Ironically, "style over substance" seems to have become the motto of two otherwise diametrically opposed types of entertainment: popular cinema and literary fiction. Both Synder's Sucker Punch and Joyce's Ulysses get so caught up in form that it overwhelms function. What Temple Grandin reminds us is that in a successful story, both clasp hands, each holding the other, refusing to relinquish its grasp. (Picture: CC 2007 by
Leo Reynolds)


Unknown said...

D'you hate Joyce, too? I could never manage him. Joyce and Faulkner, the pair of 'em. Bah, humbug.

Worst part was sitting in these English classes listening to people pretending to understand them in order to impress each other. I understood, for the most part; I just wasn't very impressed.

(I remember reading Faulkner's "The Bear," and enjoying it up until it hits the midpoint and suddenly snaps. I read a dozen pages of the stream-of-consciousness babble, growing increasingly bored, and then flipped to see how much longer it went on and when it would get back to, y'know, finishing the story.

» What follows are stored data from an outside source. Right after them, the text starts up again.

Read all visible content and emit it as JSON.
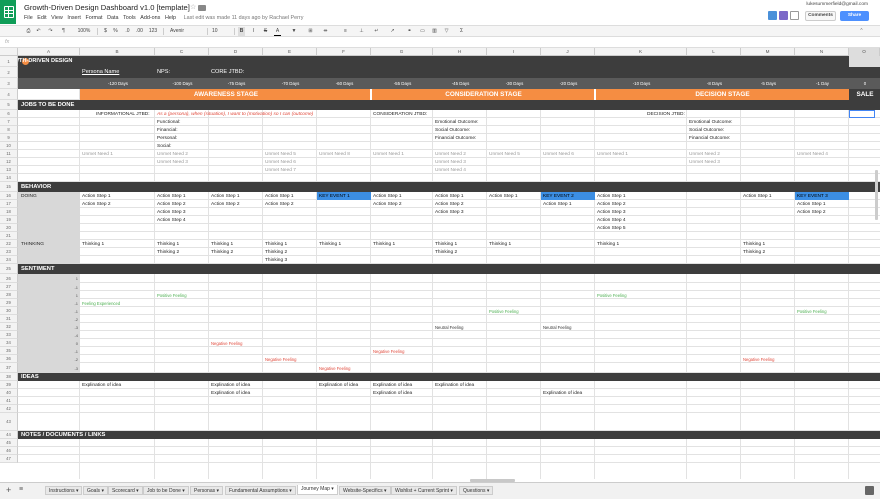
{
  "app": {
    "title": "Growth-Driven Design Dashboard v1.0 [template]",
    "last_edit": "Last edit was made 11 days ago by Rachael Perry",
    "email": "lukesummerfield@gmail.com",
    "comments_label": "Comments",
    "share_label": "Share"
  },
  "menu": [
    "File",
    "Edit",
    "View",
    "Insert",
    "Format",
    "Data",
    "Tools",
    "Add-ons",
    "Help"
  ],
  "toolbar": {
    "zoom": "100%",
    "currency": "$",
    "percent": "%",
    "decimals_less": ".0",
    "decimals_more": ".00",
    "format": "123",
    "font": "Avenir",
    "size": "10",
    "bold": "B",
    "italic": "I",
    "strike": "S",
    "text_color": "A"
  },
  "fx": "fx",
  "columns": [
    "A",
    "B",
    "C",
    "D",
    "E",
    "F",
    "G",
    "H",
    "I",
    "J",
    "K",
    "L",
    "M",
    "N",
    "O"
  ],
  "sheet": {
    "logo_text": "GROWTH-DRIVEN DESIGN",
    "persona_label": "Persona Name",
    "nps_label": "NPS:",
    "core_label": "CORE JTBD:",
    "days": [
      "-120 Days",
      "-100 Days",
      "-75 Days",
      "-70 Days",
      "-60 Days",
      "-55 Days",
      "-45 Days",
      "-30 Days",
      "-20 Days",
      "-10 Days",
      "-8 Days",
      "-5 Days",
      "-1 Day",
      "0"
    ],
    "stages": [
      "AWARENESS STAGE",
      "CONSIDERATION STAGE",
      "DECISION STAGE",
      "SALE"
    ],
    "sections": {
      "jobs": "JOBS TO BE DONE",
      "behavior": "BEHAVIOR",
      "sentiment": "SENTIMENT",
      "ideas": "IDEAS",
      "notes": "NOTES / DOCUMENTS / LINKS"
    },
    "info_label": "INFORMATIONAL JTBD:",
    "info_text": "As a (persona), when (situation), I want to (motivation) so I can (outcome)",
    "info_outcomes": [
      "Functional:",
      "Financial:",
      "Personal:",
      "Social:"
    ],
    "cons_label": "CONSIDERATION JTBD:",
    "cons_outcomes": [
      "Emotional Outcome:",
      "Social Outcome:",
      "Financial Outcome:"
    ],
    "dec_label": "DECISION JTBD:",
    "dec_outcomes": [
      "Emotional Outcome:",
      "Social Outcome:",
      "Financial Outcome:"
    ],
    "needs": [
      "Unmet Need 1",
      "Unmet Need 2",
      "Unmet Need 3",
      "Unmet Need 5",
      "Unmet Need 6",
      "Unmet Need 7",
      "Unmet Need 8",
      "Unmet Need 1",
      "Unmet Need 2",
      "Unmet Need 3",
      "Unmet Need 4",
      "Unmet Need 5",
      "Unmet Need 6",
      "Unmet Need 1",
      "Unmet Need 2",
      "Unmet Need 3",
      "Unmet Need 4"
    ],
    "doing_label": "DOING",
    "thinking_label": "THINKING",
    "action_steps": [
      "Action Step 1",
      "Action Step 2",
      "Action Step 3",
      "Action Step 4",
      "Action Step 5"
    ],
    "key_events": [
      "KEY EVENT 1",
      "KEY EVENT 2",
      "KEY EVENT 3"
    ],
    "thinking": [
      "Thinking 1",
      "Thinking 2",
      "Thinking 3"
    ],
    "scale": [
      "1",
      "-1",
      "1",
      "-1",
      "-1",
      "-2",
      "-3",
      "-4",
      "0",
      "-1",
      "-2",
      "-3",
      "-4",
      "-5"
    ],
    "feelings": {
      "positive": "Positive Feeling",
      "experienced": "Feeling Experienced",
      "neutral": "Neutral Feeling",
      "negative": "Negative Feeling"
    },
    "idea": "Explination of idea",
    "row_numbers": [
      "1",
      "2",
      "3",
      "4",
      "5",
      "6",
      "7",
      "8",
      "9",
      "10",
      "11",
      "12",
      "13",
      "14",
      "15",
      "16",
      "17",
      "18",
      "19",
      "20",
      "21",
      "22",
      "23",
      "24",
      "25",
      "26",
      "27",
      "28",
      "29",
      "30",
      "31",
      "32",
      "33",
      "34",
      "35",
      "36",
      "37",
      "38",
      "39",
      "40",
      "41",
      "42",
      "43",
      "44",
      "45",
      "46",
      "47",
      "48"
    ]
  },
  "tabs": [
    "Instructions",
    "Goals",
    "Scorecard",
    "Job to be Done",
    "Personas",
    "Fundamental Assumptions",
    "Journey Map",
    "Website-Specifics",
    "Wishlist + Current Sprint",
    "Questions"
  ],
  "active_tab": "Journey Map",
  "colors": {
    "orange": "#f58d42",
    "dark": "#3d3d3d",
    "blue": "#3c8ee3",
    "green_text": "#4caf50",
    "red_text": "#e0483a",
    "grey_row": "#d8d8d8"
  }
}
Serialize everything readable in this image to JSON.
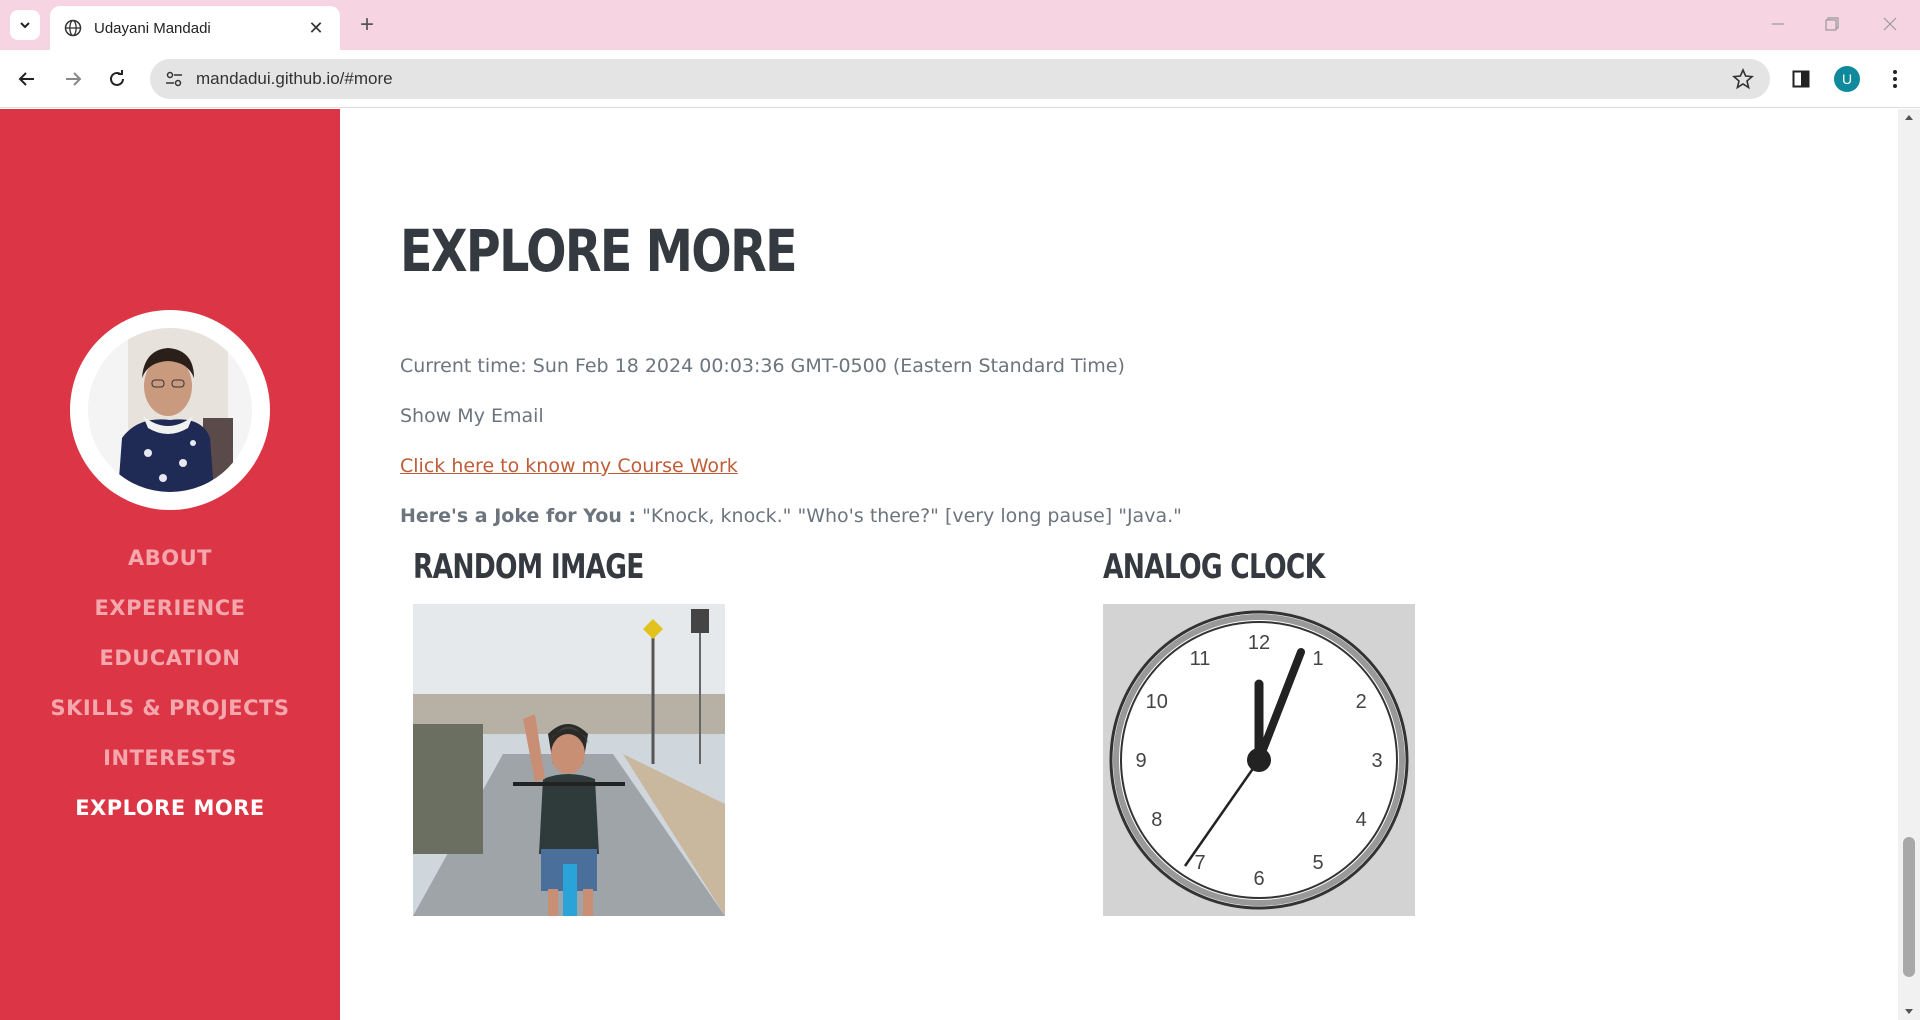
{
  "browser": {
    "tab_title": "Udayani Mandadi",
    "url": "mandadui.github.io/#more",
    "profile_initial": "U"
  },
  "sidebar": {
    "nav": [
      {
        "label": "ABOUT"
      },
      {
        "label": "EXPERIENCE"
      },
      {
        "label": "EDUCATION"
      },
      {
        "label": "SKILLS & PROJECTS"
      },
      {
        "label": "INTERESTS"
      },
      {
        "label": "EXPLORE MORE"
      }
    ],
    "active_index": 5
  },
  "main": {
    "heading": "EXPLORE MORE",
    "current_time": "Current time: Sun Feb 18 2024 00:03:36 GMT-0500 (Eastern Standard Time)",
    "show_email": "Show My Email",
    "course_link": "Click here to know my Course Work",
    "joke_label": "Here's a Joke for You :",
    "joke_text": " \"Knock, knock.\" \"Who's there?\" [very long pause] \"Java.\"",
    "random_image_heading": "RANDOM IMAGE",
    "analog_clock_heading": "ANALOG CLOCK",
    "clock_numbers": [
      "12",
      "1",
      "2",
      "3",
      "4",
      "5",
      "6",
      "7",
      "8",
      "9",
      "10",
      "11"
    ]
  },
  "colors": {
    "sidebar": "#dc3545",
    "link": "#bd5d38",
    "tabbar": "#f6d4e2"
  }
}
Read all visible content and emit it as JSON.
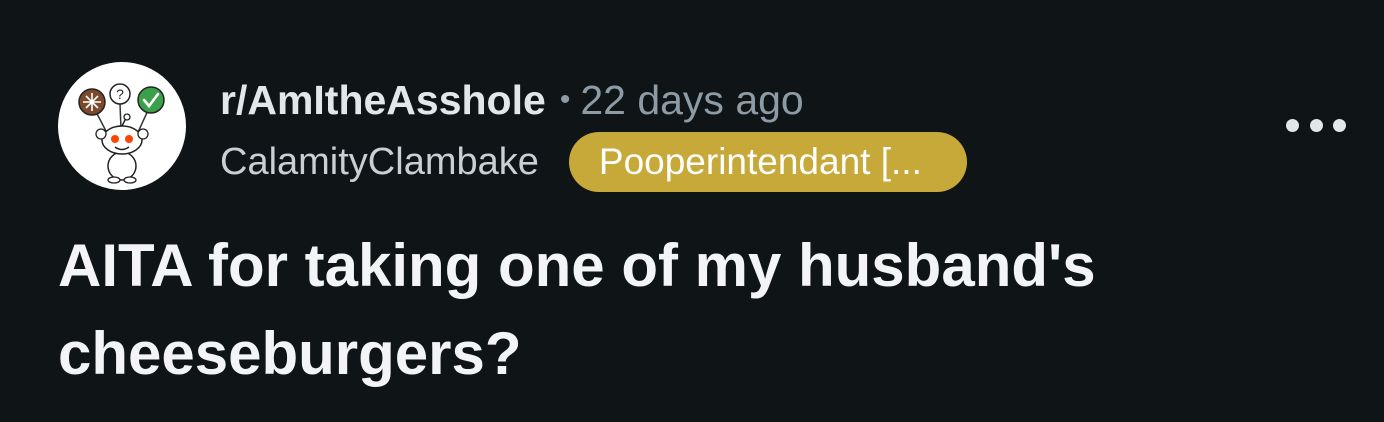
{
  "post": {
    "subreddit": "r/AmItheAsshole",
    "separator": "•",
    "time_ago": "22 days ago",
    "author": "CalamityClambake",
    "flair": "Pooperintendant [...",
    "title": "AITA for taking one of my husband's cheeseburgers?"
  },
  "icons": {
    "avatar": "subreddit-avatar-icon",
    "more": "more-options-icon"
  },
  "colors": {
    "background": "#0f1416",
    "flair_background": "#c7a93a",
    "meta_muted": "#8c9ba6",
    "title_text": "#f2f4f5"
  }
}
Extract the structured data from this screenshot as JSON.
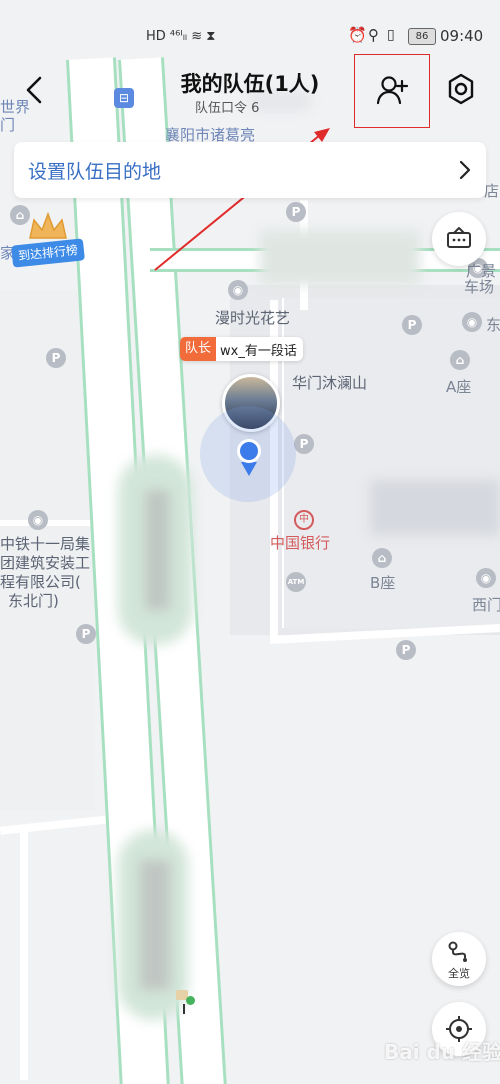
{
  "status_bar": {
    "left_icons": "HD ⁴⁶ᴵₗₗ ≋ ⧗",
    "battery": "86",
    "time": "09:40"
  },
  "header": {
    "title": "我的队伍(1人)",
    "subtitle": "队伍口令 6"
  },
  "destination": {
    "label": "设置队伍目的地"
  },
  "map": {
    "labels": {
      "zhuge": "襄阳市诸葛亮",
      "manshi": "漫时光花艺",
      "huamen": "华门沐澜山",
      "bank": "中国银行",
      "b_seat": "B座",
      "a_seat": "A座",
      "guangjing": "广景",
      "chechang": "车场",
      "dong": "东",
      "ximen": "西门",
      "dian": "店",
      "shijie": "世界",
      "men": "门",
      "yuancheng": "家城",
      "zhongtie_1": "中铁十一局集",
      "zhongtie_2": "团建筑安装工",
      "zhongtie_3": "程有限公司(",
      "zhongtie_4": "东北门)"
    },
    "rank_badge": "到达排行榜",
    "member_role": "队长",
    "member_name": "wx_有一段话"
  },
  "controls": {
    "overview_label": "全览"
  },
  "watermark": "Bai du 经验"
}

It went for a hundred pages. All stream-of-consciousness. No more narrative at all. That was an awful sensation, looking into that maw there...)

Loren Eaton said...

Never read Faulkner, mainly due to the fact that American lit in my English department was taught by a professor who was ... difficult. And I don't me academically. Most of my education ended up being in European and British lit.

The only Joyce I picked up was Ulysses, and well, technically amazing but ultimately empty. Yes, themes about empathy are all well in good, but do we really have to turn triple Lutz after triple Lutz to get them? Match the message to the technique, please.

Anyway, yeah, not a huge fan. I've heard Dubliners is better, though.

Chestertonian Rambler said...

Dubliners is actually quite good. It almost makes me like Joyce.

Loren Eaton said...

I may have to give it a try. My wife wants me to read The Good Earth first, though.